Understanding the Process of Data Labeling in Cybersecurity
Braun, T., Pekaric, I., Apruzzese, G., ACM Symposium on Applied Computing, 2024 Conference
Oneliner: Nobody ever questioned "how labelling is done by cybersecurity practitioners". We try to uncover this mystery.
Abstract. Many domains now leverage the benefits of Machine Learning (ML), which promises solutions that can autonomously learn to solve complex tasks by training over some data. Unfortunately, in cyberthreat detection, high-quality data is hard to come by. Moreover, for some specific applications of ML, such data must be labeled by human operators. Many works “assume” that labeling is tough/challenging/costly in cyberthreat detection, thereby proposing solutions to address such a hurdle. Yet, we found no work that specifically addresses the process of labeling from the viewpoint of ML security practitioners. This is a problem: to this date, it is still mostly unknown how labeling is done in practice—thereby preventing one from pinpointing ``what is needed’’ in the real world.

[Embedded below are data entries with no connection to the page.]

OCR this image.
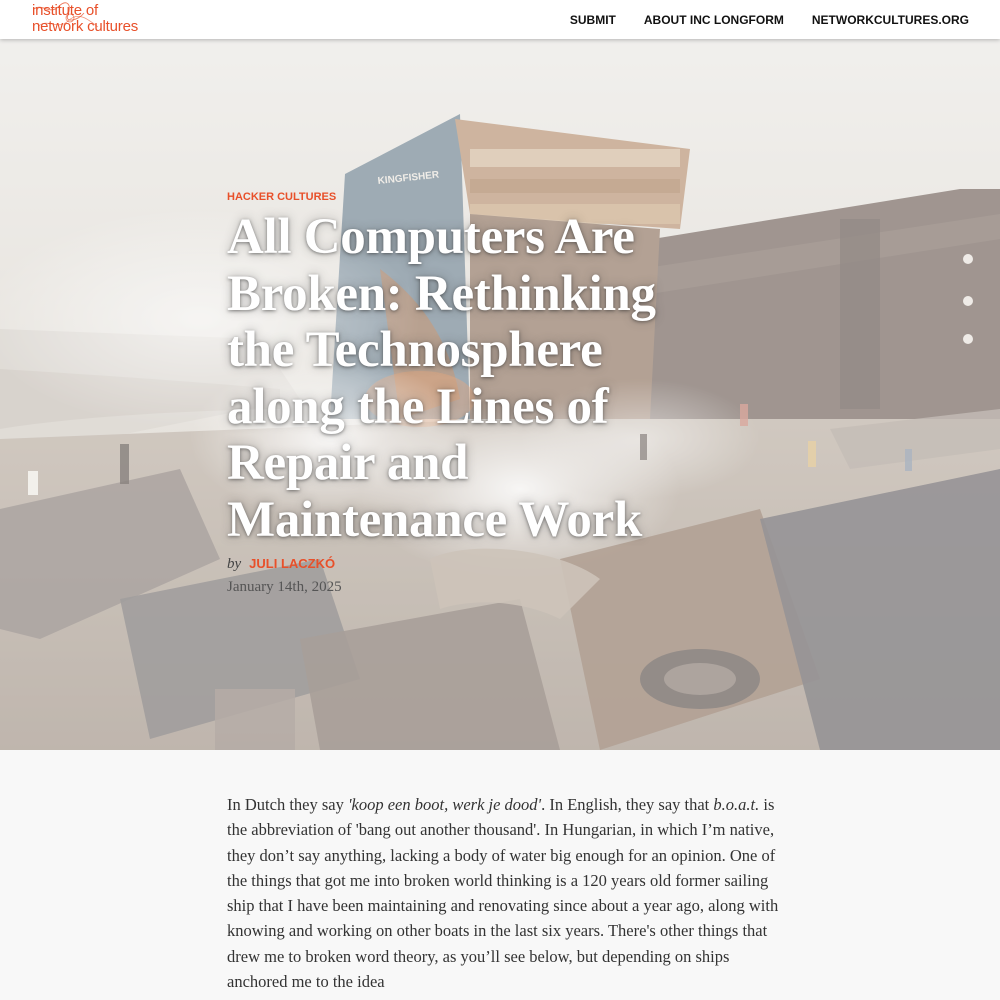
institute of
network cultures	SUBMIT ABOUT INC LONGFORM NETWORKCULTURES.ORG
KINGFISHER
HACKER CULTURES
All Computers Are Broken: Rethinking the Technosphere along the Lines of Repair and Maintenance Work
by JULI LACZKÓ
January 14th, 2025

In Dutch they say 'koop een boot, werk je dood'. In English, they say that b.o.a.t. is the abbreviation of 'bang out another thousand'. In Hungarian, in which I’m native, they don’t say anything, lacking a body of water big enough for an opinion. One of the things that got me into broken world thinking is a 120 years old former sailing ship that I have been maintaining and renovating since about a year ago, along with knowing and working on other boats in the last six years. There's other things that drew me to broken word theory, as you’ll see below, but depending on ships anchored me to the idea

In this paper, we take the first step to build a bridge between academic research and security practice in the context of data labeling. First, we reach out to five subject-matter experts and carry out open interviews to identify pain points in their labeling routines. Then, by using our findings as a scaffold, we conduct a user study with 13 practitioners from large security companies, and ask detailed questions on subjects such as active learning, costs of labeling, and revision of labels. Finally, we perform proof-of-concept experiments addressing labeling-related aspects in cyberthreat detection that are sometimes overlooked in research. Altogether, our contributions and recommendations serve as a stepping stone to future endeavors aimed at improving the quality and robustness of ML-driven security systems. We release our resources.